What’s more common: exceptional writing or a winning lottery ticket?
The ambiance of a speech-laden day woos me into thinking exceptional writing is the winner. As I re-read Martin Luther King, Jr.’s address, my writer’s ear rejoices at his use of repetition and amplification (Margie Lawson teaches us it’s called anaphora). I not only read the words, but my thoughts slow, and I both see and hear him speak each line, hear the response of the crowd, and feel the swell of hope as if I had been there on that summer day in 1963.Let freedom ring from the prodigious hilltops of New Hampshire, Let freedom ring from the mighty mountains of New York, Let freedom ring from the heightening Alleghenies of Pennsylvania, Let freedom ring from the snow-capped Rockies of Colorado, Let freedom ring from the curvaceous slopes of California… But not only that… Let freedom ring from Stone Mountain of Georgia, Let freedom ring from Lookout Mountain of Tennessee, Let freedom ring from every hill and molehill of Mississippi, From every mountainside, let freedom ring.
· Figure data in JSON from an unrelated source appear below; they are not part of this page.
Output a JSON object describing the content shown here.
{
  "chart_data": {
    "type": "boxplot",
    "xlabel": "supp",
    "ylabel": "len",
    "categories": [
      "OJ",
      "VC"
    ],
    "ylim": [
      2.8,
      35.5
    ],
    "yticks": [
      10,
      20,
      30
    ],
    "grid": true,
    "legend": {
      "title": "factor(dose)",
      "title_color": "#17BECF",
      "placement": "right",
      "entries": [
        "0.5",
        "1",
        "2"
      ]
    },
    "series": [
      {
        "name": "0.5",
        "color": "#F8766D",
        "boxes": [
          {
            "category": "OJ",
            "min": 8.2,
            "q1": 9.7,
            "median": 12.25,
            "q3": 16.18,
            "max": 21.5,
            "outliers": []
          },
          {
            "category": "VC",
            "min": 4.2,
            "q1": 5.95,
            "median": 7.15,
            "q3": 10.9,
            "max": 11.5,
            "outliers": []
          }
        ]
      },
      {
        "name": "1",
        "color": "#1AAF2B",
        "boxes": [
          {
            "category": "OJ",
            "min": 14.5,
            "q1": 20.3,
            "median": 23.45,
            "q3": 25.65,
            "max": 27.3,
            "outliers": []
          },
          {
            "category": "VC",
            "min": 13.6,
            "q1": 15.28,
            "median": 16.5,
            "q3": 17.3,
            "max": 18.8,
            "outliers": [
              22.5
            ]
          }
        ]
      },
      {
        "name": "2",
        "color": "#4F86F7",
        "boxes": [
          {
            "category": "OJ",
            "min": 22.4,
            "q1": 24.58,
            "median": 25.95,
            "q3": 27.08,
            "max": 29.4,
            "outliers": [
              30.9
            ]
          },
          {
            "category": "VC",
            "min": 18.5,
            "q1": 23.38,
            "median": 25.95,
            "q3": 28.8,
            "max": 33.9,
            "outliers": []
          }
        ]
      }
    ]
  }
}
Yet in fifty years’ time, how many examples of such exceptional, evocative, and provocative writing endure? How many passages can you quote from your favorite book? How many did you even feel like reading more than once?
Lottery drawings happen a couple times each week in more than fifteen major drawings around the globe, and hundreds of smaller ones. Not to mention the lower value (better odds) scratch-off ticket winners. One hundred twenty-seven Powerball winners have claimed payment in the last ten years. Fifteen of them were from Pennsylvania.
My fortune cookie at lunch read: The finest eloquence is that which gets things done. Instead of trying to write a powerful and inspirational piece for you today, I’m going to go buy a lottery ticket and split the winnings with you if we hit it big.